Stroke fonts: a perfect match for smart devices As far as I know, none of these are still used in the smartphone era. However the advantages of stroke font technology grow exponentially as device sizes shrink. Apple Watch, health trackers, AR glasses. Tiny compact high quality Kanji fonts with a wide variety of weights are essential. There are other non-Roman writing systems that could benefit as well. In 2016 industry sources said Apple was actively searching for “the best stroke font technology.” Maybe Apple plans to do something with it, maybe not.

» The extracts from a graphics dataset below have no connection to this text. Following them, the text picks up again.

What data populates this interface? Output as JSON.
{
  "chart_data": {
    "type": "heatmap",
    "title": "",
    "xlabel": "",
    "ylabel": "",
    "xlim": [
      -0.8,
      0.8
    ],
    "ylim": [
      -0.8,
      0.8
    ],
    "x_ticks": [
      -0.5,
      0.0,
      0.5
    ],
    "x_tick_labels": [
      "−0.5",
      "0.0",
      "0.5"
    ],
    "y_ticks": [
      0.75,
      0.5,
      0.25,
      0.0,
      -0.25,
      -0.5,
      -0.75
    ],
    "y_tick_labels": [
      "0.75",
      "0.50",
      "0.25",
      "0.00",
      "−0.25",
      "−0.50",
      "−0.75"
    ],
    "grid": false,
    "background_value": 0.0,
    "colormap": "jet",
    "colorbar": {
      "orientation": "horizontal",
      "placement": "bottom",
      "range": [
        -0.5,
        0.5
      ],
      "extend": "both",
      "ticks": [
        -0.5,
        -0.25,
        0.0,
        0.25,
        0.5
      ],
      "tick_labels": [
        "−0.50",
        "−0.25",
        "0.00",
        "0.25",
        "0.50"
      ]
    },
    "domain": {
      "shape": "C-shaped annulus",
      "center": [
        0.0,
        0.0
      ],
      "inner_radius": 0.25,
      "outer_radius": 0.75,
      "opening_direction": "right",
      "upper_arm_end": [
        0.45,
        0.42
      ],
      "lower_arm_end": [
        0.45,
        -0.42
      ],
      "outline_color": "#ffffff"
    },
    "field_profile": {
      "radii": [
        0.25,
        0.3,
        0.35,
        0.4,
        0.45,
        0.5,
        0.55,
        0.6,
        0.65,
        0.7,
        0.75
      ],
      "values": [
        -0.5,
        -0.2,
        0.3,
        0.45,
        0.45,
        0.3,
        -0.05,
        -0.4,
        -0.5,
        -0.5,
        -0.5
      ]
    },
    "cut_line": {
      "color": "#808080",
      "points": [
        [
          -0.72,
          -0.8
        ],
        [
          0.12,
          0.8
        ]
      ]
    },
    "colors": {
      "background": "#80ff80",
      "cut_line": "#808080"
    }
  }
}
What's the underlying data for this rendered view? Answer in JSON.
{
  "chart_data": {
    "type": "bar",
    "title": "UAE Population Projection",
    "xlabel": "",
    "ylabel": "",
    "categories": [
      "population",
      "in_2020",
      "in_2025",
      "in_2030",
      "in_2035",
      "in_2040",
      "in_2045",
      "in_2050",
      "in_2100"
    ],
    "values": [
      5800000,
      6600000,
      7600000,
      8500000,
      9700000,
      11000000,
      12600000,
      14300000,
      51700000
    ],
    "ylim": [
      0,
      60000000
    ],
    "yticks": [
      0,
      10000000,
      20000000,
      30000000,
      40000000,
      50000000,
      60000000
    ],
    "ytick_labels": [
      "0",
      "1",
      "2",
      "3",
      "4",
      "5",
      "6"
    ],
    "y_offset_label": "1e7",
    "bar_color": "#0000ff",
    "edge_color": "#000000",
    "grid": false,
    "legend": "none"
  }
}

The problem with OpenType fonts is not the technology, it’s simply that the current OpenType standard is a desktop era solutioin that has not evolved: it has not evolved to address the western cultural priorities that inform the standard, it has not evolved for the smart device era with storage and memory constraints. Let’s assume Apple is doing something with stroke fonts. They can fix a few problems:
Stroke font scaler and format: a stroke based system font doesn’t have to fit within the restrictive OpenType format, but it can be developed in mind to be upwardly compatible, if and when OpenType evolves.
Solving CJK glyph set confusion: because stroke fonts reuse the same basic library parts, supporting the largest CJK glyph sets is not a problem. It also makes CJK all-in-one fonts practical and also solves the problem with current CJK fonts: one design doesn’t fit every culture sensibility, what looks good to Chinese users does not to Japanese users and so on. Glyph variation ‘recipies’ for different cultural regions correctly display the versions that look best.
In addition to this there is one last problem not immediate to stroke fonts but related to vertical layout. As Adobe’s Nat McCully pointed out, ‘real’ vertical layout is impossible to do across apps and on the web with the current OpenType baseline model:
No font metrics for virtual body/em-box glyph space placement: everything has to be accomplished with baseline metrics
No reliable space control
No reliable line breaks
A virtual body Kanji with approximate baseline overlay red line.
Character spacing and tracking are different concepts in Japanese typography as well. Kumihan character spacing is the amount of space measured between outer virtual box boundaries, the 10% red area
On the other hand tracking, ji-tsume in Japanese, is the amount of space measured between type face boundaries and virtual body boundaries, the blue area
Right now InDesign J is the only application that does real vertical layout because Adobe created proprietary Japanese font table metrics for virtual body layout. There needs to be open standard virtual body metrics included in font tables for robust real vertical layout that works across applications and on web pages because using CSS will never cut it. Along with the stroke fonts Apple could deploy new AAT tables incorporating virtual body metrics, again in mind to be upwardly compatible at a later time, just like TrueType GX variation font AAT was for OpenType variable fonts.
Not that any of this will happen, but I wanted to write about it one last time in the hope that by laying out the issues, the solutions can somehow live on. The end point is the start point.
Many thanks to Tomihisa Uchida and many other great folks from Fontworks, Iwata, Morisawa, Adobe and Apple who shared their time, thoughts and opinions over the years. It was a blast.